Perhaps not; but while it doesn’t use the word “jihad” in this precise context, the Koran does guarantee Paradise to those who “kill and are killed” for Allah (9:111). Those whom Khalid Sheikh Mohammed sent to destroy the Twin Towers and the Pentagon on 9/11 hoped to lay claim to that promise, just as Mohammed and his fellow defendants also hope now to gain the status of Islamic martyrs by being executed by the forces of the Great Satan.
The disagreement between Khan’s assertion and Mohammed’s actions is absolute. Yet while the politically correct media (both liberal and conservative) accepts unquestioningly the dogma that Islam is a religion of peace and Khan is correct that “there’s nothing Islamic about terrorism,” those who share the ideology of Khalid Sheikh Mohammed and his fellow 9/11 plotters continue to gain recruits around the Islamic world for their jihad.
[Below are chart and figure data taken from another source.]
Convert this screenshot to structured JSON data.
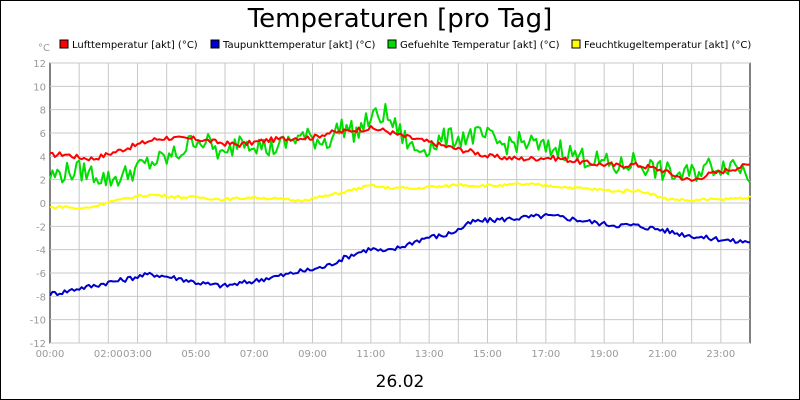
{
  "chart_data": {
    "type": "line",
    "title": "Temperaturen [pro Tag]",
    "ylabel": "°C",
    "xlabel": "26.02",
    "ylim": [
      -12,
      12
    ],
    "yticks": [
      12,
      10,
      8,
      6,
      4,
      2,
      0,
      -2,
      -4,
      -6,
      -8,
      -10,
      -12
    ],
    "xlim": [
      0,
      24
    ],
    "xticks": [
      {
        "label": "00:00",
        "x": 0
      },
      {
        "label": "02:00",
        "x": 2
      },
      {
        "label": "03:00",
        "x": 3
      },
      {
        "label": "05:00",
        "x": 5
      },
      {
        "label": "07:00",
        "x": 7
      },
      {
        "label": "09:00",
        "x": 9
      },
      {
        "label": "11:00",
        "x": 11
      },
      {
        "label": "13:00",
        "x": 13
      },
      {
        "label": "15:00",
        "x": 15
      },
      {
        "label": "17:00",
        "x": 17
      },
      {
        "label": "19:00",
        "x": 19
      },
      {
        "label": "21:00",
        "x": 21
      },
      {
        "label": "23:00",
        "x": 23
      }
    ],
    "grid": true,
    "legend_position": "top",
    "series": [
      {
        "name": "Lufttemperatur [akt] (°C)",
        "color": "#ff0000",
        "x": [
          0,
          0.5,
          1,
          1.5,
          2,
          2.5,
          3,
          3.5,
          4,
          4.5,
          5,
          5.5,
          6,
          6.5,
          7,
          7.5,
          8,
          8.5,
          9,
          9.5,
          10,
          10.5,
          11,
          11.5,
          12,
          12.5,
          13,
          13.5,
          14,
          14.5,
          15,
          15.5,
          16,
          16.5,
          17,
          17.5,
          18,
          18.5,
          19,
          19.5,
          20,
          20.5,
          21,
          21.5,
          22,
          22.5,
          23,
          23.5,
          24
        ],
        "y": [
          4.1,
          4.2,
          3.9,
          3.8,
          4.2,
          4.6,
          5.0,
          5.4,
          5.6,
          5.5,
          5.5,
          5.3,
          5.1,
          5.0,
          5.2,
          5.4,
          5.5,
          5.6,
          5.6,
          6.0,
          6.1,
          6.3,
          6.4,
          6.2,
          5.8,
          5.5,
          5.2,
          4.9,
          4.6,
          4.4,
          4.0,
          3.9,
          3.8,
          3.8,
          3.9,
          3.8,
          3.6,
          3.4,
          3.3,
          3.2,
          3.3,
          3.1,
          2.8,
          2.3,
          1.9,
          2.4,
          2.7,
          3.0,
          3.3
        ]
      },
      {
        "name": "Taupunkttemperatur [akt] (°C)",
        "color": "#0000cc",
        "x": [
          0,
          0.5,
          1,
          1.5,
          2,
          2.5,
          3,
          3.5,
          4,
          4.5,
          5,
          5.5,
          6,
          6.5,
          7,
          7.5,
          8,
          8.5,
          9,
          9.5,
          10,
          10.5,
          11,
          11.5,
          12,
          12.5,
          13,
          13.5,
          14,
          14.5,
          15,
          15.5,
          16,
          16.5,
          17,
          17.5,
          18,
          18.5,
          19,
          19.5,
          20,
          20.5,
          21,
          21.5,
          22,
          22.5,
          23,
          23.5,
          24
        ],
        "y": [
          -7.8,
          -7.6,
          -7.3,
          -7.1,
          -6.8,
          -6.6,
          -6.3,
          -6.1,
          -6.3,
          -6.5,
          -6.8,
          -7.0,
          -7.1,
          -6.9,
          -6.7,
          -6.4,
          -6.2,
          -5.9,
          -5.7,
          -5.4,
          -4.8,
          -4.3,
          -3.9,
          -4.2,
          -3.8,
          -3.3,
          -2.9,
          -2.8,
          -2.3,
          -1.6,
          -1.5,
          -1.4,
          -1.3,
          -1.2,
          -1.1,
          -1.2,
          -1.4,
          -1.6,
          -1.8,
          -1.9,
          -1.9,
          -2.1,
          -2.3,
          -2.6,
          -2.8,
          -3.0,
          -3.1,
          -3.3,
          -3.3
        ]
      },
      {
        "name": "Gefuehlte Temperatur [akt] (°C)",
        "color": "#00dd00",
        "x": [
          0,
          0.5,
          1,
          1.5,
          2,
          2.5,
          3,
          3.5,
          4,
          4.5,
          5,
          5.5,
          6,
          6.5,
          7,
          7.5,
          8,
          8.5,
          9,
          9.5,
          10,
          10.5,
          11,
          11.5,
          12,
          12.5,
          13,
          13.5,
          14,
          14.5,
          15,
          15.5,
          16,
          16.5,
          17,
          17.5,
          18,
          18.5,
          19,
          19.5,
          20,
          20.5,
          21,
          21.5,
          22,
          22.5,
          23,
          23.5,
          24
        ],
        "y": [
          2.3,
          2.6,
          2.8,
          2.5,
          2.0,
          2.3,
          3.0,
          3.5,
          3.8,
          4.4,
          5.6,
          5.0,
          3.8,
          5.7,
          5.2,
          4.6,
          5.0,
          5.7,
          5.5,
          5.3,
          6.6,
          6.0,
          7.3,
          7.6,
          6.0,
          4.5,
          4.9,
          5.5,
          5.6,
          5.8,
          5.6,
          5.0,
          5.2,
          5.1,
          4.6,
          4.7,
          4.1,
          3.8,
          3.4,
          3.0,
          3.6,
          3.1,
          2.7,
          2.4,
          2.5,
          3.1,
          3.2,
          3.4,
          2.4
        ]
      },
      {
        "name": "Feuchtkugeltemperatur [akt] (°C)",
        "color": "#ffff00",
        "x": [
          0,
          0.5,
          1,
          1.5,
          2,
          2.5,
          3,
          3.5,
          4,
          4.5,
          5,
          5.5,
          6,
          6.5,
          7,
          7.5,
          8,
          8.5,
          9,
          9.5,
          10,
          10.5,
          11,
          11.5,
          12,
          12.5,
          13,
          13.5,
          14,
          14.5,
          15,
          15.5,
          16,
          16.5,
          17,
          17.5,
          18,
          18.5,
          19,
          19.5,
          20,
          20.5,
          21,
          21.5,
          22,
          22.5,
          23,
          23.5,
          24
        ],
        "y": [
          -0.4,
          -0.3,
          -0.5,
          -0.3,
          0.1,
          0.3,
          0.6,
          0.7,
          0.6,
          0.5,
          0.5,
          0.4,
          0.3,
          0.4,
          0.5,
          0.4,
          0.3,
          0.2,
          0.4,
          0.6,
          0.9,
          1.2,
          1.5,
          1.3,
          1.3,
          1.2,
          1.4,
          1.4,
          1.6,
          1.5,
          1.5,
          1.5,
          1.6,
          1.6,
          1.5,
          1.4,
          1.3,
          1.2,
          1.1,
          1.0,
          1.1,
          0.9,
          0.4,
          0.3,
          0.2,
          0.3,
          0.3,
          0.4,
          0.5
        ]
      }
    ]
  }
}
The continued insistence of Mohammed and his fellow defendants on the Islamic correctness of their actions ought to be a wake-up call to Western authorities that they need to formulate a way to deal with the Islamic political and theological concepts that provide the foundation for modern-day Islamic terrorism, or there will certainly be more terror attacks.
And even as Mohammed moves closer to the martyrdom he craves, no one in Washington seems to be making that a high priority.